Stop and think about that last workflow a little bit. This is, I think, one of the foundational ideas in how all this works. You can hand a model a book or a document or a codebase and say “Read this. Think about it. Write down the new stuff you learned.” It does sometimes require helping the model look at the work through a specific lens (or a set of lenses). But it is insanely powerful. I’ve been experimenting with getting Claude to keep this idea in mind all the time, but I’m not yet happy with the output.
4. The initial rush of bespoke software applications will be exhilarating, and will provide a productivity boost. But there will probably be diminishing returns. We won’t soon find ourselves writing 100 times more software and becoming 100 times more productive as a result.

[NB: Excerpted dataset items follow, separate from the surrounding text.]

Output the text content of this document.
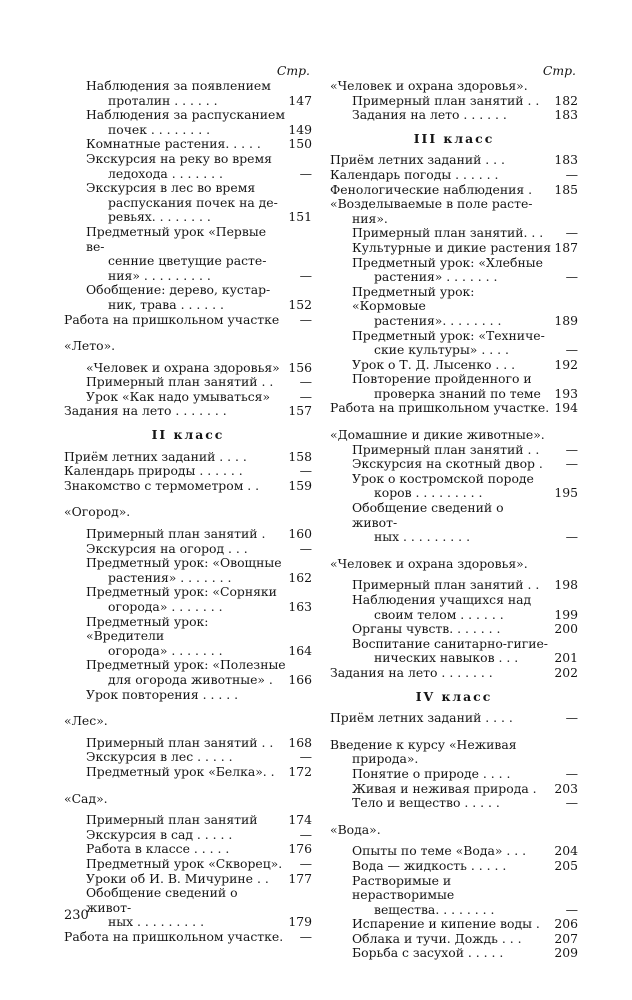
Стр.
Наблюдения за появлением
проталин . . . . . .	147
Наблюдения за распусканием
почек . . . . . . . .	149
Комнатные растения. . . . .	150
Экскурсия на реку во время
ледохода . . . . . . .	—
Экскурсия в лес во время
распускания почек на де-
ревьях. . . . . . . .	151
Предметный урок «Первые ве-
сенние цветущие расте-
ния» . . . . . . . . .	—
Обобщение: дерево, кустар-
ник, трава . . . . . .	152
Работа на пришкольном участке	—
«Лето».
«Человек и охрана здоровья» 156
Примерный план занятий . .	—
Урок «Как надо умываться»	—
Задания на лето . . . . . . .	157
II класс
Приём летних заданий . . . .	158
Календарь природы . . . . . .	—
Знакомство с термометром . .	159
«Огород».
Примерный план занятий .	160
Экскурсия на огород . . .	—
Предметный урок: «Овощные
растения» . . . . . . .	162
Предметный урок: «Сорняки
огорода» . . . . . . .	163
Предметный урок: «Вредители
огорода» . . . . . . .	164
Предметный урок: «Полезные
для огорода животные» .	166
Урок повторения . . . . .
«Лес».
Примерный план занятий . .	168
Экскурсия в лес . . . . .	—
Предметный урок «Белка». .	172
«Сад».
Примерный план занятий	174
Экскурсия в сад . . . . .	—
Работа в классе . . . . .	176
Предметный урок «Скворец».	—
Уроки об И. В. Мичурине . .	177
Обобщение сведений о живот-
ных . . . . . . . . .	179
Работа на пришкольном участке.	—
Стр.
«Человек и охрана здоровья».
Примерный план занятий . .	182
Задания на лето . . . . . .	183
III класс
Приём летних заданий . . .	183
Календарь погоды . . . . . .	—
Фенологические наблюдения .	185
«Возделываемые в поле расте-
ния».
Примерный план занятий. . .	—
Культурные и дикие растения 187
Предметный урок: «Хлебные
растения» . . . . . . .	—
Предметный урок: «Кормовые
растения». . . . . . . .	189
Предметный урок: «Техниче-
ские культуры» . . . .	—
Урок о Т. Д. Лысенко . . .	192
Повторение пройденного и
проверка знаний по теме	193
Работа на пришкольном участке. 194
«Домашние и дикие животные».
Примерный план занятий . .	—
Экскурсия на скотный двор .	—
Урок о костромской породе
коров . . . . . . . . .	195
Обобщение сведений о живот-
ных . . . . . . . . .	—
«Человек и охрана здоровья».
Примерный план занятий . .	198
Наблюдения учащихся над
своим телом . . . . . .	199
Органы чувств. . . . . . .	200
Воспитание санитарно-гигие-
нических навыков . . .	201
Задания на лето . . . . . . .	202
IV класс
Приём летних заданий . . . .	—
Введение к курсу «Неживая
природа».
Понятие о природе . . . .	—
Живая и неживая природа .	203
Тело и вещество . . . . .	—
«Вода».
Опыты по теме «Вода» . . .	204
Вода — жидкость . . . . .	205
Растворимые и нерастворимые
вещества. . . . . . . .	—
Испарение и кипение воды .	206
Облака и тучи. Дождь . . .	207
Борьба с засухой . . . . .	209
230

Claude Code is a tool introduced by Anthropic earlier this year. It allows the Claude AI model to carry out extended projects on the user’s computer, working step by step and – ideally – noticing and correcting its own mistakes. Designed for software engineering tasks, it has proven useful for other sorts of work as well.
I’m using “Claude” to refer to both the language model behind the Claude chatbot, and the Claude Code agent which uses that model.
Amplifier has 2500 stars and 184 forks on Github. I don’t know what this might imply about how many people are making serious use of it.